• No results found

6. VALIDATIE VAN HET BEHEERINSTRUMENT VERSIE 1

6.4. Resultaten van de testcasus

De testcasus waarop het beheerinstrument versie 1 toegepast gaat worden, betreft een aantal functievakken

van een vaarwegtraject “Noordhollandsch Kanaal Noord” van het Noordhollandsch Kanaal, onder beheer van

de Provincie Noord-Holland. De achtergrond van deze organisatie, het areaal, de formele communicatielijnen

binnen het onderhoudsproces van de provincie Noord-Holland, en de overige beheerders in het gebied zijn

reeds beschreven in hoofdstuk 4 van dit rapport. In deze paragraaf wordt eerst de input behandeld, welke

bekend dient te zijn voordat het beheerinstrument toegepast kan worden op een traject. Dan worden de

toepassing en uitkomsten van het beheerinstrument beschreven. Deze paragraaf wordt afgesloten met een

uiteenzetting van de verbeterpunten.

6.4.1. Input voor het beheerinstrument

Locatiegegevens

De eerste stap bij toepassen van het beheerinstrument is dat de locatie van het traject vastgesteld dient te

worden. Het Noordhollandsch Kanaal is een kanaal in de provincie Noord-Holland en loopt van Amsterdam, via

Purmerend en Alkmaar naar Den Helder.
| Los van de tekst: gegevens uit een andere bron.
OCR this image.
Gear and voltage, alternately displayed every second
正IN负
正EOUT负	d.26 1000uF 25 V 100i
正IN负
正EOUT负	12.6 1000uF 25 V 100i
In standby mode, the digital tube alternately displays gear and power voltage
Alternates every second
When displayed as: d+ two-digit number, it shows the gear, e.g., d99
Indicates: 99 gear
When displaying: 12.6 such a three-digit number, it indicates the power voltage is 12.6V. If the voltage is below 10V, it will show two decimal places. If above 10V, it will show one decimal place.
Het traject in kwestie loopt van Sint Maartensvlotbrug tot De Stolpen.

Zie figuur 31 hieronder.

Onderhoud van vaarwegen - Naar een koppeling tussen beleidsdoelen en uitvoering 67

Figuur 31: Noordhollandsch Kanaal van Sint Maartensvlotbrug (A) tot De Stolpen (B) Bron: Google Maps

De locatie wordt door de inspecteur ter plaatse aangegeven: met begin en eind coördinaten uit het

Rijksdriehoekscoordinaten (RD stelsel). Linkerzijde (west) bestaat uit één functievak, welke is opgedeeld in

zeven oevervakken, variërend van 0,011 km tot 0,255 km. Rechterzijde (oost) bestaat uit vier functievakken,

opgedeeld in tweeëntwintig oevervakken, variërend van 0,004 km tot 0,924 km (NHK Oevervakken Data

Model, 2004). Het opdelen van het areaal in trajecten, functievakken en oevervakken vindt plaats op basis van

ruimtelijke en functionele verschillen. Dit wordt hieronder behandeld.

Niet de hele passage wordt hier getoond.